To try it, mix equal parts Epsom salt with a dollop of your regular shampoo and massage it into your scalp before rinsing. You can also add about two tablespoons per 16 ounces of shampoo for a premixed version. For dry hair, mix equal parts with conditioner, leave it on for about 20 minutes, then rinse. Either way, limit use to every other wash at most.

Risks of Overuse

Epsom salt strips natural oils from your hair and scalp. Used too often, it can leave strands feeling rough, dry, and brittle. The coarse granules can also create tiny tears in the hair cuticle, weakening the shaft and making breakage more likely. That’s the opposite of what you want if you’re already worried about thinning.

Your scalp maintains a specific pH balance, and salt can disrupt it. When that happens, some people experience redness, itching, flakiness, or a rebound in oil production as the scalp tries to compensate.
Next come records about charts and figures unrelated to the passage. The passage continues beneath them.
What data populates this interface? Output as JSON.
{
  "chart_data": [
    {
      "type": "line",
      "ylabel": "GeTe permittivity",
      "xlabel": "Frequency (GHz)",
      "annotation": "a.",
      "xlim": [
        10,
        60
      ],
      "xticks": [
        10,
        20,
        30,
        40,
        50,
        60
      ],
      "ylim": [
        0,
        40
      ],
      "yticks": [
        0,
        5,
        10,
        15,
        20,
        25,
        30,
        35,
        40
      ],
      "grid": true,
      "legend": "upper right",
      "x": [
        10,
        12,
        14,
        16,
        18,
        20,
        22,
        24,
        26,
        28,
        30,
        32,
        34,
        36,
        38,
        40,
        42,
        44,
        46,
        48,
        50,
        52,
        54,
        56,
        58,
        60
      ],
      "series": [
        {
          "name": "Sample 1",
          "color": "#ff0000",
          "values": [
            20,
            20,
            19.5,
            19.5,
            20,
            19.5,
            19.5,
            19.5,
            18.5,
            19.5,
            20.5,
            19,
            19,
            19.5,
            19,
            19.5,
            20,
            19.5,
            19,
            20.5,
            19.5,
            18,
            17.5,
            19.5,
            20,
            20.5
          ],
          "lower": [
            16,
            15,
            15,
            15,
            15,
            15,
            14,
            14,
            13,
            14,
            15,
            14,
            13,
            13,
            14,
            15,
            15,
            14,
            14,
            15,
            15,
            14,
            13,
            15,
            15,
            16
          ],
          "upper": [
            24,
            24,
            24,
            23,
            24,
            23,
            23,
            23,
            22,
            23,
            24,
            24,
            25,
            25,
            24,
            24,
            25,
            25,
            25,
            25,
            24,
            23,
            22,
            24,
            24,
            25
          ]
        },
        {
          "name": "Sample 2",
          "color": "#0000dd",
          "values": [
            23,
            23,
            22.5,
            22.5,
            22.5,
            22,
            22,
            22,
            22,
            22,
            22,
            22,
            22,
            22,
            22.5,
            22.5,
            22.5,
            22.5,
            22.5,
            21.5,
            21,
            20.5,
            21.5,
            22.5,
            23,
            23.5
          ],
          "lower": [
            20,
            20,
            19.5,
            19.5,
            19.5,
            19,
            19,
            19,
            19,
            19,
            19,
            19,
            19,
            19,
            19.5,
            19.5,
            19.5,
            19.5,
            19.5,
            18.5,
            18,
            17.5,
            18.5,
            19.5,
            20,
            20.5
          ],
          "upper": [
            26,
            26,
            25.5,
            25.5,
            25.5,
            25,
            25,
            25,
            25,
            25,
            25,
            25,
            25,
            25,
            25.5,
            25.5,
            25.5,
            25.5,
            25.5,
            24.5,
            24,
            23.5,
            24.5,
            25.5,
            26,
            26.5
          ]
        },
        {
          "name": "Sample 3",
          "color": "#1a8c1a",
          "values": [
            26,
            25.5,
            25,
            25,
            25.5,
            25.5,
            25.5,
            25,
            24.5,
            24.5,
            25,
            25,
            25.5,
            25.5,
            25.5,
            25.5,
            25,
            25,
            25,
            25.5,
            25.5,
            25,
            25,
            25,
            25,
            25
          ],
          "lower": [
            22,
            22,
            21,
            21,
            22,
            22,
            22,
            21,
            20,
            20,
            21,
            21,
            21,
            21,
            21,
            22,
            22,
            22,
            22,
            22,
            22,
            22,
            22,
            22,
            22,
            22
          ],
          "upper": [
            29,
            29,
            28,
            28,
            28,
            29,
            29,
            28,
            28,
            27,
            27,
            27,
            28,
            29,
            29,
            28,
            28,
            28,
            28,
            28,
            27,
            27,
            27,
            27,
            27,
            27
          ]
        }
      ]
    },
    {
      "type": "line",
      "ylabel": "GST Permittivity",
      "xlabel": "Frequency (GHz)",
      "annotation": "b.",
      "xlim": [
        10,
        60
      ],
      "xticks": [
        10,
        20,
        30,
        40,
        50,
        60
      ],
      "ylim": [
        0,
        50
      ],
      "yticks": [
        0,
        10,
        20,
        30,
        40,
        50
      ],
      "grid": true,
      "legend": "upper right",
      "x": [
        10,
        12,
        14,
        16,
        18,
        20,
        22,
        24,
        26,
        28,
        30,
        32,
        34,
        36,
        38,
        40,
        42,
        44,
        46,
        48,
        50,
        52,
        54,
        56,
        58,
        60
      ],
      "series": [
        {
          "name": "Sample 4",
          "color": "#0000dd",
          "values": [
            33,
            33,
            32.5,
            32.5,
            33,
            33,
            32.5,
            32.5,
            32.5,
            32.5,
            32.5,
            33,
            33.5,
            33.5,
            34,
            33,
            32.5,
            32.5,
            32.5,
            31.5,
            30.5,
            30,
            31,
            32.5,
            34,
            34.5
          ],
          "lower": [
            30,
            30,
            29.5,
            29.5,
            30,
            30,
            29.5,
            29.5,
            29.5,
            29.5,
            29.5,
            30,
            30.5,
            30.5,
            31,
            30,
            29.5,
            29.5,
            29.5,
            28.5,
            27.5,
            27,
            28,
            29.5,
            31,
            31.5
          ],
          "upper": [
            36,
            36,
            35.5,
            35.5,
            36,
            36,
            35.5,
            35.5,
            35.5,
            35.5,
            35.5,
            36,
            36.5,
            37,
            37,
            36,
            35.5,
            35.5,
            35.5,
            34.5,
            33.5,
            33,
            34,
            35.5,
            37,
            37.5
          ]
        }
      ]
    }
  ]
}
If your skin is sensitive or you have any active irritation, salt scrubs will likely make things worse.

Why the Popularity Outpaces the Evidence

Epsom salt is cheap, widely available, and has a long folk reputation for healing. People feel a difference when they use it: their scalp feels tingly, their hair looks temporarily fuller after the exfoliation removes oil and product weight. That immediate sensory feedback is convincing, even though it has nothing to do with follicle regeneration or reversing miniaturization, which is the actual process behind most hair loss.

The most common types of hair loss, androgenetic alopecia (pattern baldness) in both men and women and telogen effluvium (stress-related shedding), involve hormonal signaling, genetics, and systemic health factors that a topical salt soak simply cannot reach. If you’re experiencing noticeable thinning, the time and money spent on Epsom salt rinses would be better directed toward identifying the underlying cause, whether that’s hormonal, nutritional, or stress-related.